No outro extremo do espectro, há casos emblemáticos de ausência de reconhecimento. Um dos mais delicados envolve o dublador e ator César William, que por anos deu voz a Deus em diversas produções bíblicas da Record, incluindo a novela Os Dez Mandamentos, considerada um dos maiores sucessos da história recente da emissora. Segundo César, apesar de sua participação central, jamais foi creditado formalmente pelo trabalho realizado. “Incrivelmente, eu não recebi uma menção em nenhuma dessas obras. Por muito tempo, pensavam que a minha voz era a do mesmo dublador que fez o Mufasa, do Rei Leão“, conta César — em referência ao ator Paulo Flores, responsável pela dublagem do personagem da Disney em 1994.

O ator explica que chegou a recorrer à Justiça para reivindicar seus direitos, mas teve a ação extinta. “Em Os Dez Mandamentos, eles fizeram um negócio lindo em razão do sucesso”, relata César. “Deram crédito de agradecimento a toda a equipe do projeto — camareira, eletricista, motorista, enfim, para toda a equipe. A mim, não creditaram. Entrei, então, com processos, que foram extintos. Uma das juízas pegou a obra e falou que não tinha utilidade aquela ação”. Segundo ele, a única produção veiculada pela Record em que seu nome foi creditado foi a série documental Heróis Eternos.

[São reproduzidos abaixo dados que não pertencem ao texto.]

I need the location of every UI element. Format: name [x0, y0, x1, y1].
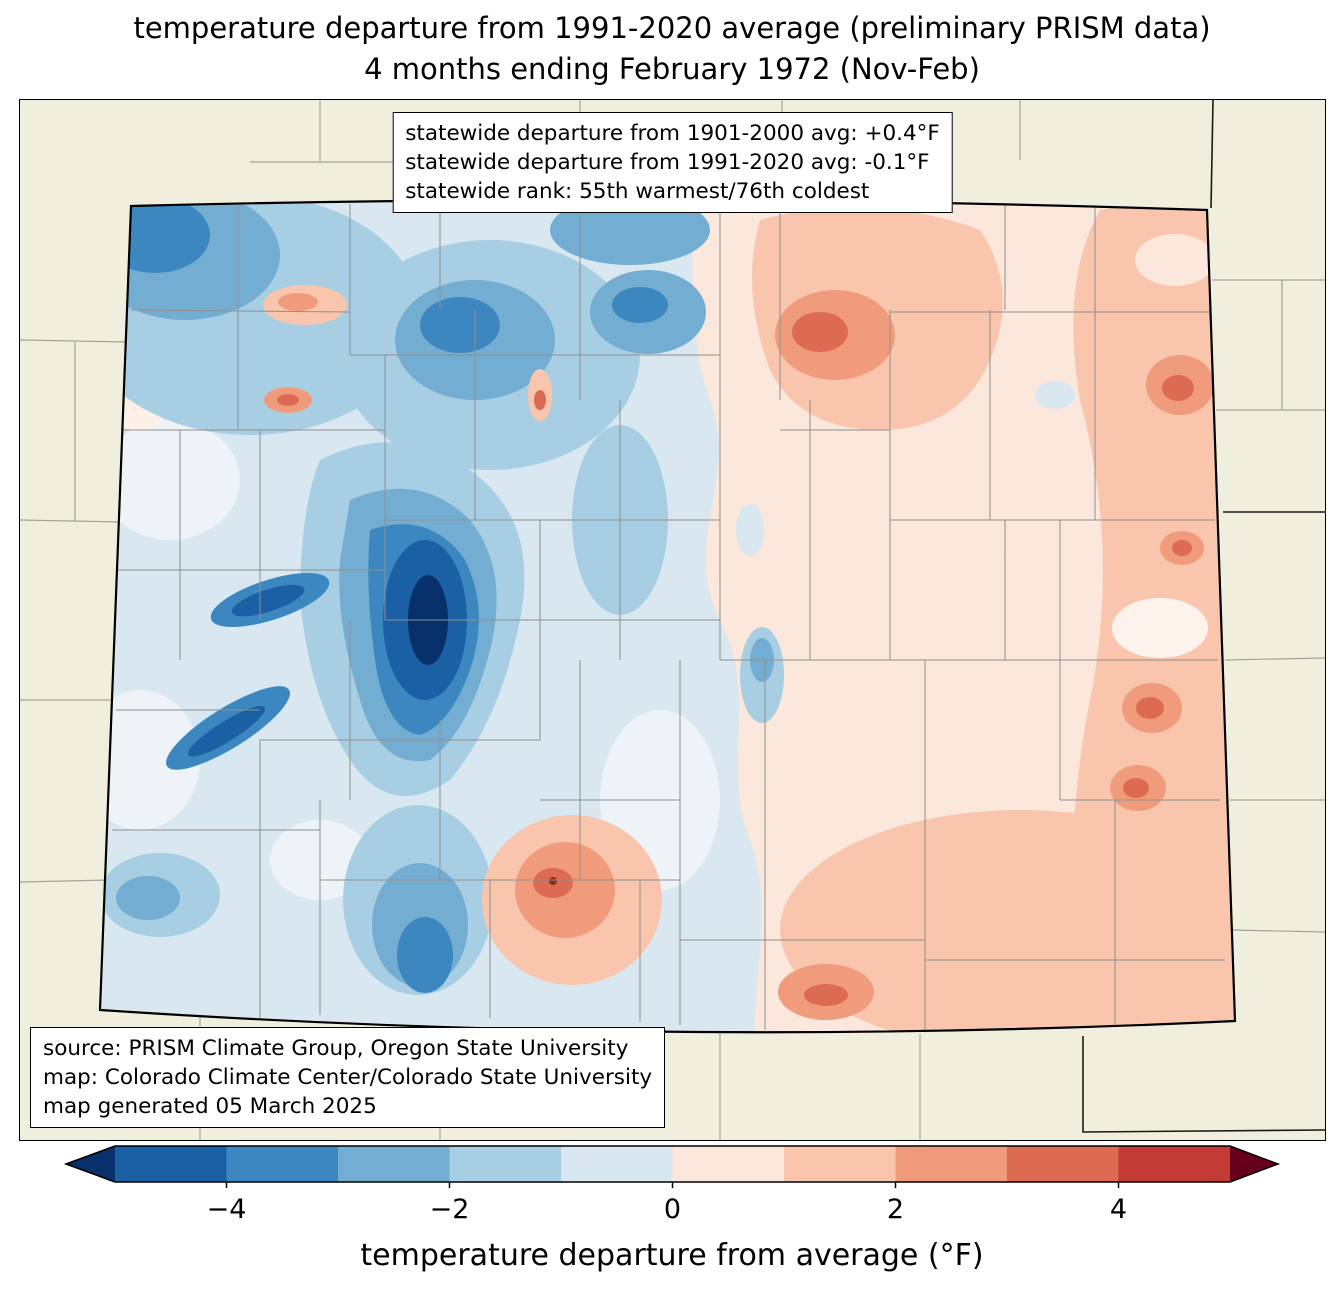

“É uma série documental, não é nem dramática. A única dramatização é exatamente a minha parte. Mas o curioso é que essa foi a única obra feita para TV em que recebo crédito. E não por causa da Record, mas sim por causa da produtora, que foi respeitosa” – César William

Bárbara França em “Os Dez Mandamentos” – Foto: Munir Chatak/RecordTV

Para o advogado Victor Drummond, o caso de César William envolve diretamente o direito de paternidade sobre a obra, garantido pela legislação brasileira: “Aos intérpretes cabem os direitos morais de integridade e paternidade da obra. Paternidade é o direito que ele tem de alegar que ele é o autor da obra. Nesse caso, ele é o intérprete. Portanto, ele está nos termos do artigo 92. Ele vai lá e diz: ‘Olha, eu sou o intérprete. Eu sou o cara que fez a voz de Deus aqui’. E quando não há nomeação da autoria, ele pode exigir que essa nomeação seja feita porque ele tem o direito da paternidade, e ele está vinculado com a nomeação da autoria.”

Drummond destaca ainda que o argumento de que se trata apenas de uma locução não se sustenta legalmente: “Entendo que o que o César faz é uma interpretação. Pode ser que a Record entenda que não, que é uma locução ou uma dublagem. Mas a fala dele é interpretativa. Todo mundo sabe que ele não é Deus. Então, se César não é Deus e está fazendo a voz de Deus, ele está interpretando um personagem. A questão estética não entra na discussão, e o direito autoral não liga para isso. E Deus, nas novelas bíblicas, não é um personagem menor. Me parece que é um personagem bastante significativo. Então, a voz do César é uma interpretação.”

Interpretar em voz pode ser criando algo, pode ser lendo algo, pode ser dublando. Não importa se ele está falando algo em cima da voz de alguém, porque alguém já falava no original. O trabalho dele é a interpretação em voz de toda forma. Então ele está protegido da mesma forma – Victor Drummond

Pérola Faria como Deborah em “Os Dez Mandamentos” – Foto: Reprodução

A discussão em torno do reconhecimento dos dubladores como intérpretes legítimos de obras audiovisuais continua aberta e revela uma contradição histórica do setor: enquanto a voz é essencial para a compreensão e o envolvimento do público, seus criadores seguem, muitas vezes, invisíveis. Casos como o de Márcio Seixas mostram que é possível caminhar com justiça. Já os de César William reforçam a urgência de consolidar direitos que são, antes de tudo, morais e legais.

Procuradas, as emissoras não responderam aos nossos contatos até o fechamento desta reportagem e o espaço segue aberto para atualização.